I was reading the UC Alum magazine "Chicago" and came across this interesting article on a UC Alum, Richard Schroeder, who was a field agent in the CIA and now is a member of the board of advisors of the secret CIA spy museum. The article also has a list of shame of UC alums who have gone over to the dark side. The list includes Aldrich Ames and Manhattan Project physicist Ted Hall. Katrina Leung also on the list is alleged to have sold secrets to the Chinese.

Schroeder reminisces about the glory days fighting the Communists.

Against the backdrop of the Cold War, “the hard targets were the Russians, Eastern Europeans, Chinese, and North Koreans,” Schroeder says. “You were really out there on the front lines.” The agency, he adds, expected spouses to join the fight, sometimes putting their careers on hold. “When we got to a new post,” Leah recalls in a recent e-mail, “I had to ‘reinvent myself,’ as Rick is fond of saying.” She helped maintain his cover story, volunteering and entertaining. He laughs, “I can remember showing a Russian KGB officer All the President’s Men.”
He also has a bit to say about current events in the world of spies.
...Schroeder defends the CIA against criticism and denounces those who reveal officers’ identities for political reasons, as happened to Valerie Plame. He believes President Bush’s call for creating a director of national intelligence—part of a post-9/11 revamping effort—is unnecessary. “We already have one,” he says of the agency’s director of central intelligence who also has limited control over the larger information-collecting community.

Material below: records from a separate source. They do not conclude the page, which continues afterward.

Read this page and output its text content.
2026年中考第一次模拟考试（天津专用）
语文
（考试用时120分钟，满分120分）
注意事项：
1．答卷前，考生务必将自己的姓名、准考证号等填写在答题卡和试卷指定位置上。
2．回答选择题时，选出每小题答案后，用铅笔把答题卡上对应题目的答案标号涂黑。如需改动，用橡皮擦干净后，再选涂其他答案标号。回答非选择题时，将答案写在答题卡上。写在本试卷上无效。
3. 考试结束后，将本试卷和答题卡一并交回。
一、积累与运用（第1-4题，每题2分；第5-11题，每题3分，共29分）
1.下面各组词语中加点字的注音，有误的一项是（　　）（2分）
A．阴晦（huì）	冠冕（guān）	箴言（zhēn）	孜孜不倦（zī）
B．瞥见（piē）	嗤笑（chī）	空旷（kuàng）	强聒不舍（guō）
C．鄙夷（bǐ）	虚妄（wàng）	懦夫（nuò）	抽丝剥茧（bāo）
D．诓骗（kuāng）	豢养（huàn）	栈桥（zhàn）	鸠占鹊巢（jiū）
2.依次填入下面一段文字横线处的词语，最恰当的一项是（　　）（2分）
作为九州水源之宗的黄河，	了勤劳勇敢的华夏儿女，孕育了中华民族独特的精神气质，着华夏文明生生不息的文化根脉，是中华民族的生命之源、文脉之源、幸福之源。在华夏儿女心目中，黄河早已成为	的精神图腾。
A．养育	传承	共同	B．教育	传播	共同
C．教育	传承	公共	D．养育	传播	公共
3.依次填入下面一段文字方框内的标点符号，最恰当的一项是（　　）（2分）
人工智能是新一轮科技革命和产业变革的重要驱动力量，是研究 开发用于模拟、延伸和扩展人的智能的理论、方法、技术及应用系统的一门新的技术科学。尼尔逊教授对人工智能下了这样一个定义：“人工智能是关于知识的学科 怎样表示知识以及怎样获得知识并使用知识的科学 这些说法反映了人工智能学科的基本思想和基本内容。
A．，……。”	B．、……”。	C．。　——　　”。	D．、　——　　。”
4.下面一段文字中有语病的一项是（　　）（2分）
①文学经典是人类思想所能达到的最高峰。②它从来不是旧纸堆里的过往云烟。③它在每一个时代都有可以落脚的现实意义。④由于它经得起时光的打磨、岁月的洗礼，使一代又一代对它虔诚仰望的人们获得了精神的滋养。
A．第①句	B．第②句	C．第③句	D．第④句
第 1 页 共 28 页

Still, he knows the CIA and espionage have their faults: “It’s never perfect because it all deals with humans.” He’s not above wearing such a message on his sleeve at the agency’s gym—“My friends went to Iraq to look for WMD and all they found was this lousy T-shirt.” It’s a fashion statement, he concedes, not all his fellow exercisers appreciate.

To minimize mistakes and to make room for new recruits, intelligence officers eventually retire. For Schroeder, it’s just as well. “I don’t want to go out now and stand on the corner in the rain at midnight, meeting an agent,” he admits, then zooms off in his sports car to rendezvous with Leah in the Virginia suburbs.